Uygulanacak politikalara vergi ve harcama politikaları kapsamında başta devletin her birimi şeffaf bir hale getirileceğini, hesap verilebilirlik ilkesi yerleştirileceğinin altını çizen Demirkan, “Böylece devlet halka kolay bir şekilde sürekli olarak hesap verecektir. Hali hazırdaki haksız vergi sistemi revize edilecek, üreticilerin ve tüketicilerin maruz kaldıkları haksız vergiler hak ve adalet temelinde yeniden düzenlenecektir. Kaynak insafını önleyeceğiz. Milli ittifak iktidarında kaynakların tam ve etkin kullanımı ekonomi politikalarının prensibi oluşturulacaktır. Havuz sistemi (Kamu Tek Hesabı) yeniden kurulacak, böylece kaynak israfı engellenecektir. Borç-faiz sarmalından çıkılmasıyla, bütçeden yapılan yıllık ortalama 50 milyar TL’lik faiz ödemesi önlenecektir. Ülkemizi borç yükünden kurtaracağız. Milli ittifak iktidarında öncelikle iç ve dış borçlanmanın temel nedeni olan ekonomik program değiştirilecek, onun yerine adil ekonomik düzen kurulacaktır. Böylece, ekonominin temelinde rant değil, üretim olacaktır. Borç yönetimi belli bir kural ve disiplin çerçevesinde ele alınacak, kamu birimleri ve belediyelerin keyfi borçlanmalarının önüne geçilecektir. Esnafımızı korumak ve geliştirmek için gerekli tüm tedbirleri hiç vakit kaybetmeden alacağız. Yoksulluk kötü yönetimin bir sonucudur. İnsanlarımızı kötü yönetimden ve yoksulluktan kurtaracağız. Enerji meselelerine yeni ve katılımcı bir bakış getiriyoruz. Kaçak-kayıp bedelleri hiçbir şekilde vatandaşlarımızın üzerine yük olarak bindirilmeyecektir. Bu konuda gerekli tüm adımlar hiç vakit geçirmeden atılacaktır. Vergi mevzuatı tek bir kanun çatısı altında, herkesin anlayabileceği öz ve fazlaca yoruma açık olmayan bir şekilde düzenlenecektir.” şeklinde konuştu.

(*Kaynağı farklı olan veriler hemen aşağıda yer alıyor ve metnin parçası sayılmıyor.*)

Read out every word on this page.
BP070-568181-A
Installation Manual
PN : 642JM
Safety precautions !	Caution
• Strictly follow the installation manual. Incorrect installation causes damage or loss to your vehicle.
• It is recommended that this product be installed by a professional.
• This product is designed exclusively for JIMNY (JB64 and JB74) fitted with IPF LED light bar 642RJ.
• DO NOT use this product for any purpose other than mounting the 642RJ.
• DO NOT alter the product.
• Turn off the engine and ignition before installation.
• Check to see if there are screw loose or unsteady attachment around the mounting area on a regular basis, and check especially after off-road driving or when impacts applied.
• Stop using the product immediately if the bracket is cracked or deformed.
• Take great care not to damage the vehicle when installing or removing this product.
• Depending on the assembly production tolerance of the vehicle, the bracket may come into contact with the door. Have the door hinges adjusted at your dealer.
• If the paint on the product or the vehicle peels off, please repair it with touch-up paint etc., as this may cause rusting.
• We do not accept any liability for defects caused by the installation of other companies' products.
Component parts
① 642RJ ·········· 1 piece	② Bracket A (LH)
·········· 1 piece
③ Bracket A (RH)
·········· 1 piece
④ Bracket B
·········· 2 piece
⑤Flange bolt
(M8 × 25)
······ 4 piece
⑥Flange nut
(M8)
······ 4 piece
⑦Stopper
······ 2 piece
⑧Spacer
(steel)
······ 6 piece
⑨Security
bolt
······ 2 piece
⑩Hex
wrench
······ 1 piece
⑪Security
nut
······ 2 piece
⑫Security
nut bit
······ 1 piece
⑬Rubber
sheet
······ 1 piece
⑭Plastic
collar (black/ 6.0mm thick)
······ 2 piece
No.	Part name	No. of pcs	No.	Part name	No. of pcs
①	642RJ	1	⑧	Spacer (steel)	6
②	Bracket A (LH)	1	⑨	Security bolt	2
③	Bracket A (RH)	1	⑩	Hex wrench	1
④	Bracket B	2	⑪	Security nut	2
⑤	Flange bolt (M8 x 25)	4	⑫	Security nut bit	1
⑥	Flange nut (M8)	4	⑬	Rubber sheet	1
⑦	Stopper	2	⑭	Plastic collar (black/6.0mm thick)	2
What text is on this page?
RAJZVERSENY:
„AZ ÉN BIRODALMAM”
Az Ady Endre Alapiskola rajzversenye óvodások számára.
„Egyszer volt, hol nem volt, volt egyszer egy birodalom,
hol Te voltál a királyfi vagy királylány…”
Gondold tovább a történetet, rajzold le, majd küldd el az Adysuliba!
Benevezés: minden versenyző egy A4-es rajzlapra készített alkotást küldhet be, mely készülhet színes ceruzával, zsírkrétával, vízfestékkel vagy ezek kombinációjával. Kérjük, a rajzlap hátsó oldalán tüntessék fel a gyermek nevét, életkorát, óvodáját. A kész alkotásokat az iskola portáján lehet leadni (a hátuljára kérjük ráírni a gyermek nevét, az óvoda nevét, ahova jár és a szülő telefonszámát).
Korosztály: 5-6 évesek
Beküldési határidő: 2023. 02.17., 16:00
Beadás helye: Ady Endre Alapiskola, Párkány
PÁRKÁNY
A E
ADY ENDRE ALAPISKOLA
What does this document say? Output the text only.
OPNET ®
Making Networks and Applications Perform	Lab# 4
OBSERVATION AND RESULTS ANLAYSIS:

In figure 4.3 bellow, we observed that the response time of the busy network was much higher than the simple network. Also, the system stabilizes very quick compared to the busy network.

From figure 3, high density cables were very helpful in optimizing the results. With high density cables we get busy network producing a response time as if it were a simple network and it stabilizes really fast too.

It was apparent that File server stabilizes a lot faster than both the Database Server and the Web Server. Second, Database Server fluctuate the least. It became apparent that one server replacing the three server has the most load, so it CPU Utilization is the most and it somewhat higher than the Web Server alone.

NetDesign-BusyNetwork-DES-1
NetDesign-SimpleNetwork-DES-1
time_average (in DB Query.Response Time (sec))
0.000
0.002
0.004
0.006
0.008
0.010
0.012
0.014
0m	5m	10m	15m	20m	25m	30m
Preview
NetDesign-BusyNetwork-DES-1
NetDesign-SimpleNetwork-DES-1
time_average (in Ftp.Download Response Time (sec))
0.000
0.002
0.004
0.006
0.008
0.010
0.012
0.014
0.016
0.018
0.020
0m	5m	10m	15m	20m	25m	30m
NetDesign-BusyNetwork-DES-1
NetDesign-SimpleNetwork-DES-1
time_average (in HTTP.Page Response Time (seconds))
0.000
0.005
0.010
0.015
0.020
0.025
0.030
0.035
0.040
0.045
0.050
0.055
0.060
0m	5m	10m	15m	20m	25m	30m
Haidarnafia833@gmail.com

GÖRKEMLİ TOPLANTIMIZ PAZAR GÜNÜ SAAT 13.00’DE EDİRNE’DE SANAYİ DÜĞÜN SALONU’NDA YAPILACAK

İşsizlik ve yoksulluğun Türkiye’de toplumu tehdit ettiğini, aileleri çökerttiğini dile getiren Ali Demirkan, sözlerini şöyle tamamladı: “Ailenin korunması ve insani koşullarda varlığını geliştirmesi için gerekli tüm tedbirleri alacağız. Emeklilerimizin yüzü gülecek. Ülkemizde yaklaşık 10 milyon emekli bulunuyor. Halleri bir dokun, bin ah işit misali. Yıllardır emekli maaşlarına yapılan komik denecek zamlar yerine gerçekçi artışlar yapılacaktır. Emekli maaşları %50 oranında artırılacaktır. Saadet Partisi ve Büyük Birlik Partisi genel başkanları 10 Mayıs Pazar günü saat 13.00’te Edirne’ye gelecekler. Edirne’nin en büyük salonu, Sanayi Düğün Salonu’nda yapılacak bu görkemli toplantıya herkesi davet ediyorum. Bu duygularla seçimin hayırlı olmasını temenni eder, hepinizi saygıyla selamlarım.”